Die EU nähert sich der Türkei

Strategische Bande

Erstaunlich ruhig fielen die Reaktionen auf die Gefängnisrevolten und das Massaker in der Türkei aus. Während der grüne Außenminister Joseph Fischer und seine EU-Kollegen ansonsten stets mit sorgenvoller Miene auf die Lage der Menschenrechte in der Türkei verweisen, suchte man diesmal ihre Stellungnahmen vergeblich.

Bereits zuvor äußerte sich das Auswärtige Amt in seiner Einschätzung zur innenpolitischen Situation beim Nato-Partner äußerst diplomatisch - außer den üblichen "tragischen Einzelfällen" gab es nicht viel Neues zu berichten. "Die Reform der Lageberichte ist Volmer (...) erschreckend halbherzig angegangen", kommentierte anschließend die Berliner Zeitung.

Dass nun alles halb so schlimm ist, liegt vor allem an dem radikalen Wandel, den die europäische und insbesondere die deutsche Außenpolitik gegenüber der Türkei vor kurzem vollzogen hat. Anfang September hatten die EU-Außenminister auf einem informellen Treffen erstmals erklärt, dass sie den Beitrittswunsch Ankaras unterstützen werden. Neben Deutschland sprachen sich dort Frankreich, Großbritannien, Spanien und die Niederlande für die Aufnahme aus. Und bereits auf dem EU-"Erweiterungs"-Gipfel im Dezember in Helsinki soll darüber beschlossen werden.

Wird die Türkei aufgenommen, hat das Land mit Lichtgeschwindigkeit sämtliche Hindernisse überwunden. Denn bis vor kurzem galt dieses Ansinnen als utopisch und wurde routiniert mit Verweis auf die Menschenrechtslage zurückgewiesen.

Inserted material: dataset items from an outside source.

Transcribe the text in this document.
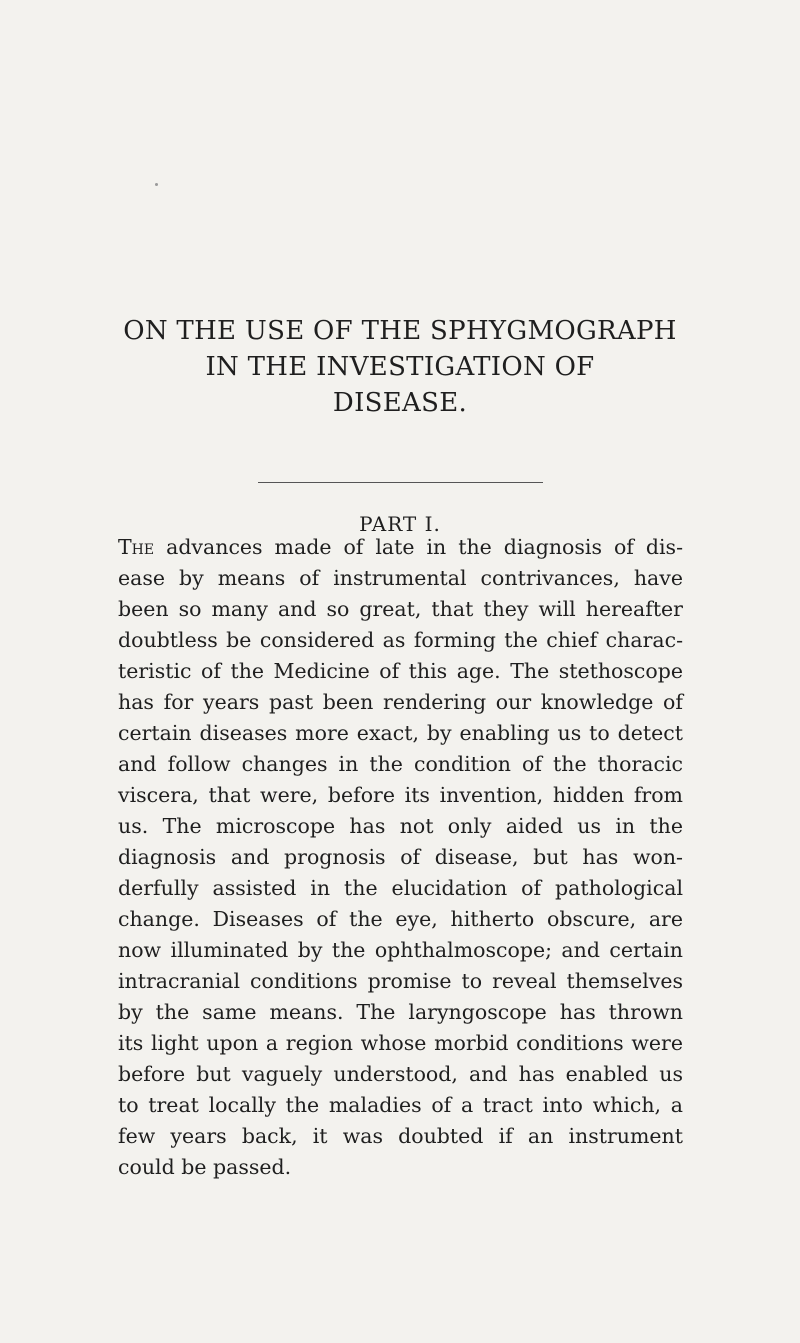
ON THE USE OF THE SPHYGMOGRAPH
IN THE INVESTIGATION OF
DISEASE.
PART I.
The advances made of late in the diagnosis of dis-
ease by means of instrumental contrivances, have
been so many and so great, that they will hereafter
doubtless be considered as forming the chief charac-
teristic of the Medicine of this age. The stethoscope
has for years past been rendering our knowledge of
certain diseases more exact, by enabling us to detect
and follow changes in the condition of the thoracic
viscera, that were, before its invention, hidden from
us. The microscope has not only aided us in the
diagnosis and prognosis of disease, but has won-
derfully assisted in the elucidation of pathological
change. Diseases of the eye, hitherto obscure, are
now illuminated by the ophthalmoscope; and certain
intracranial conditions promise to reveal themselves
by the same means. The laryngoscope has thrown
its light upon a region whose morbid conditions were
before but vaguely understood, and has enabled us
to treat locally the maladies of a tract into which, a
few years back, it was doubted if an instrument
could be passed.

Noch auf ihrem Luxemburger Gipfel vor zwei Jahren erklärten die EU-Minister, dass die Türkei nicht einmal Aussichten auf die zweite Runde der Beitrittskandidaten habe - was nichts anderes hieß, als dass man vielleicht in 20 oder 30 Jahren nochmal über alles reden könnte.

Und nun soll alles anders sein? Plötzlich steht die Türkei auf derselben Stufe wie andere osteuropäische Kandidaten, wie Polen oder Tschechien, die Musterschüler der EU.

Rasante Fortschritte hat die Türkei wohl kaum gemacht. Zwischen Luxemburg und heute liegen die Regierungsbeteiligung der faschistischen MHP und die Entführung Öcalans. An dem gnadenlosen Krieg gegen die Kurden hat sich nichts geändert, ebenso werden weiterhin Häftlinge massakriert und Oppositionelle gefoltert und ermordet.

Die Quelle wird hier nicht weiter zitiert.